Pour finir, donnons-nous à lui afin de poursuivre efficacement la mission du sauveur qui exige que toute chair voie le salut de Dieu [26] ; que toute conscience s’ouvre à la grâce de la conversion. Une conversion qui est foncièrement et prioritairement accueil de l’Esprit saint, qui s’offre à tout homme comme Esprit de vie éternelle. Par sa grâce qui agit en douceur dans l’intimité de nos âmes, osons reconnaître que le salut est fondamentalement dialogue de foi et d’amour avec le Christ adoré dans le mystère de sa Résurrection. A cette Résurrection, se sont rejointes la volonté de Dieu et les aspirations du cœur des hommes pour porter à son éclosion, l’amour incomparable de Dieu.
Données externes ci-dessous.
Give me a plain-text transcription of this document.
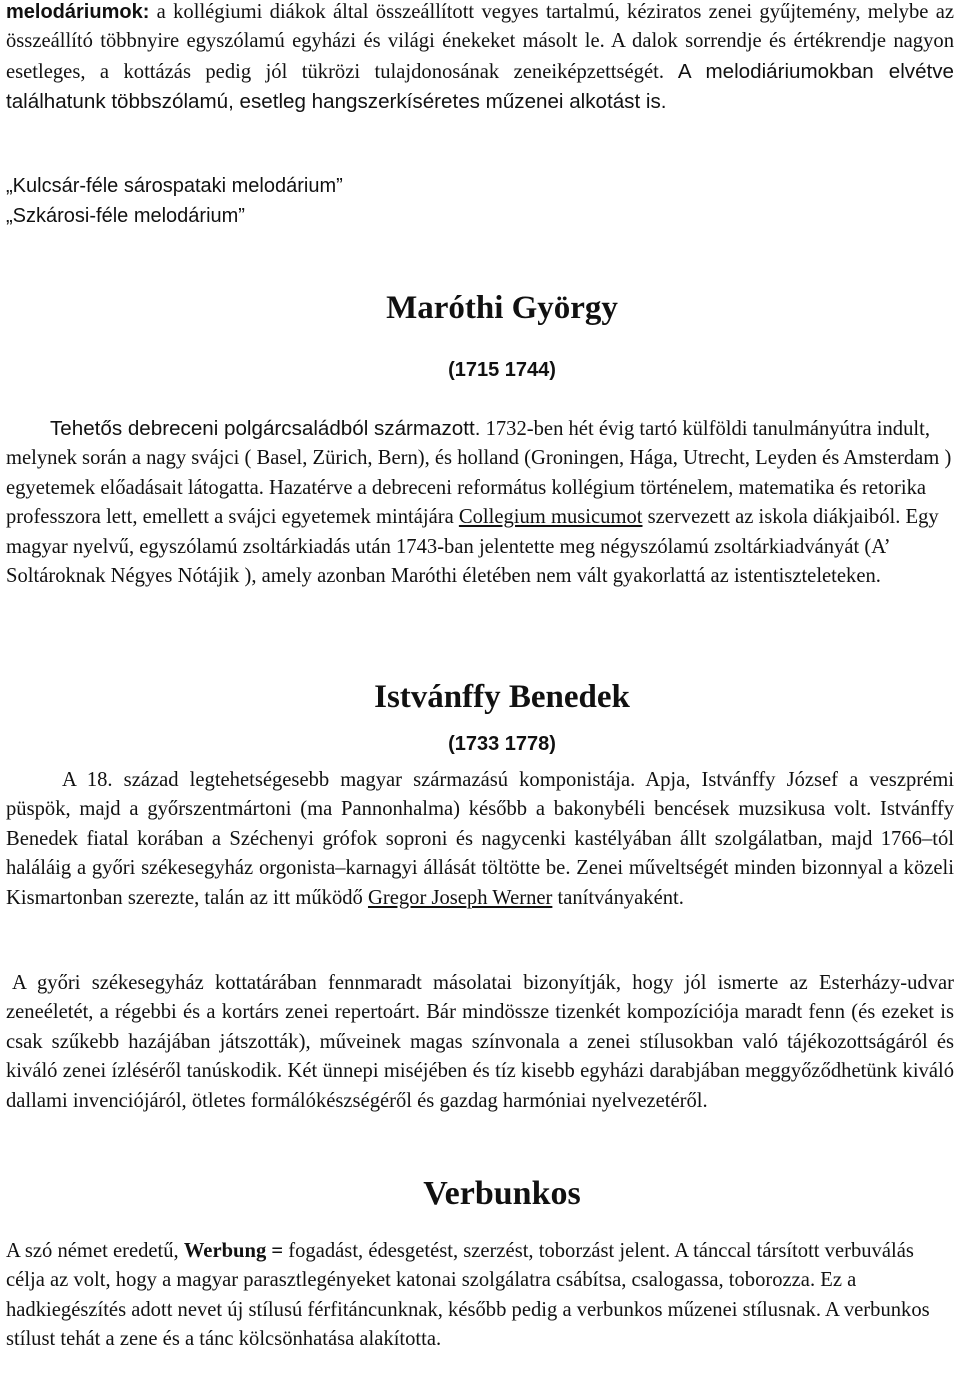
melodáriumok: a kollégiumi diákok által összeállított vegyes tartalmú, kéziratos zenei gyűjtemény, melybe az összeállító többnyire egyszólamú egyházi és világi énekeket másolt le. A dalok sorrendje és értékrendje nagyon esetleges, a kottázás pedig jól tükrözi tulajdonosának zeneiképzettségét. A melodiáriumokban elvétve találhatunk többszólamú, esetleg hangszerkíséretes műzenei alkotást is.

„Kulcsár-féle sárospataki melodárium”
„Szkárosi-féle melodárium”
Maróthi György
(1715 1744)

Tehetős debreceni polgárcsaládból származott. 1732-ben hét évig tartó külföldi tanulmányútra indult, melynek során a nagy svájci ( Basel, Zürich, Bern), és holland (Groningen, Hága, Utrecht, Leyden és Amsterdam ) egyetemek előadásait látogatta. Hazatérve a debreceni református kollégium történelem, matematika és retorika professzora lett, emellett a svájci egyetemek mintájára Collegium musicumot szervezett az iskola diákjaiból. Egy magyar nyelvű, egyszólamú zsoltárkiadás után 1743-ban jelentette meg négyszólamú zsoltárkiadványát (A’ Soltároknak Négyes Nótájik ), amely azonban Maróthi életében nem vált gyakorlattá az istentiszteleteken.

Istvánffy Benedek
(1733 1778)

A 18. század legtehetségesebb magyar származású komponistája. Apja, Istvánffy József a veszprémi püspök, majd a győrszentmártoni (ma Pannonhalma) később a bakonybéli bencések muzsikusa volt. Istvánffy Benedek fiatal korában a Széchenyi grófok soproni és nagycenki kastélyában állt szolgálatban, majd 1766–tól haláláig a győri székesegyház orgonista–karnagyi állását töltötte be. Zenei műveltségét minden bizonnyal a közeli Kismartonban szerezte, talán az itt működő Gregor Joseph Werner tanítványaként.

A győri székesegyház kottatárában fennmaradt másolatai bizonyítják, hogy jól ismerte az Esterházy-udvar zeneéletét, a régebbi és a kortárs zenei repertoárt. Bár mindössze tizenkét kompozíciója maradt fenn (és ezeket is csak szűkebb hazájában játszották), műveinek magas színvonala a zenei stílusokban való tájékozottságáról és kiváló zenei ízléséről tanúskodik. Két ünnepi miséjében és tíz kisebb egyházi darabjában meggyőződhetünk kiváló dallami invenciójáról, ötletes formálókészségéről és gazdag harmóniai nyelvezetéről.

Verbunkos

A szó német eredetű, Werbung = fogadást, édesgetést, szerzést, toborzást jelent. A tánccal társított verbuválás célja az volt, hogy a magyar parasztlegényeket katonai szolgálatra csábítsa, csalogassa, toborozza. Ez a hadkiegészítés adott nevet új stílusú férfitáncunknak, később pedig a verbunkos műzenei stílusnak. A verbunkos stílust tehát a zene és a tánc kölcsönhatása alakította.
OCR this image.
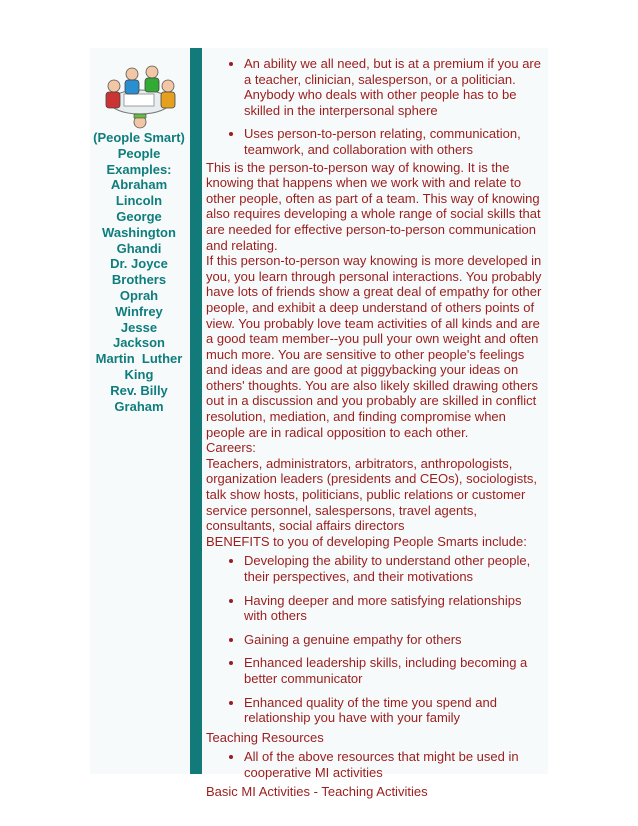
(People Smart)
People
Examples:
Abraham
Lincoln
George
Washington
Ghandi
Dr. Joyce
Brothers
Oprah
Winfrey
Jesse
Jackson
Martin  Luther
King
Rev. Billy
Graham
• An ability we all need, but is at a premium if you are a teacher, clinician, salesperson, or a politician. Anybody who deals with other people has to be skilled in the interpersonal sphere
• Uses person-to-person relating, communication, teamwork, and collaboration with others

This is the person-to-person way of knowing. It is the knowing that happens when we work with and relate to other people, often as part of a team. This way of knowing also requires developing a whole range of social skills that are needed for effective person-to-person communication and relating.

If this person-to-person way knowing is more developed in you, you learn through personal interactions. You probably have lots of friends show a great deal of empathy for other people, and exhibit a deep understand of others points of view. You probably love team activities of all kinds and are a good team member--you pull your own weight and often much more. You are sensitive to other people's feelings and ideas and are good at piggybacking your ideas on others' thoughts. You are also likely skilled drawing others out in a discussion and you probably are skilled in conflict resolution, mediation, and finding compromise when people are in radical opposition to each other.

Careers:

Teachers, administrators, arbitrators, anthropologists, organization leaders (presidents and CEOs), sociologists, talk show hosts, politicians, public relations or customer service personnel, salespersons, travel agents, consultants, social affairs directors

BENEFITS to you of developing People Smarts include:

• Developing the ability to understand other people, their perspectives, and their motivations
• Having deeper and more satisfying relationships with others
• Gaining a genuine empathy for others
• Enhanced leadership skills, including becoming a better communicator
• Enhanced quality of the time you spend and relationship you have with your family

Teaching Resources

• All of the above resources that might be used in cooperative MI activities

Basic MI Activities - Teaching Activities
C’est ce même Esprit qui prépara la fille de Sion à l’accueil du verbe divin en qui habite toute la plénitude de la divinité.[27] Il réalise ainsi en Marie les desseins bienveillants du Père.[28] C’est toujours lui qui en la Vierge toute pure, manifeste le Fils bien aimé du Père, vrai Dieu et vrai Homme. En elle, il introduit la communion des hommes avec le Christ. Marie, pont immaculé entre le divin et l’humain, veut irriguer nos vies de l’amour de Dieu. Ecoutons simplement ce que l’Esprit dit aux Eglises[29] et laissons-nous combler de Dieu lui-même qui promit autrefois de ne jamais nous laisser orphelins.[30] Maranatha, Viens en nos cœurs Esprit d’Amour.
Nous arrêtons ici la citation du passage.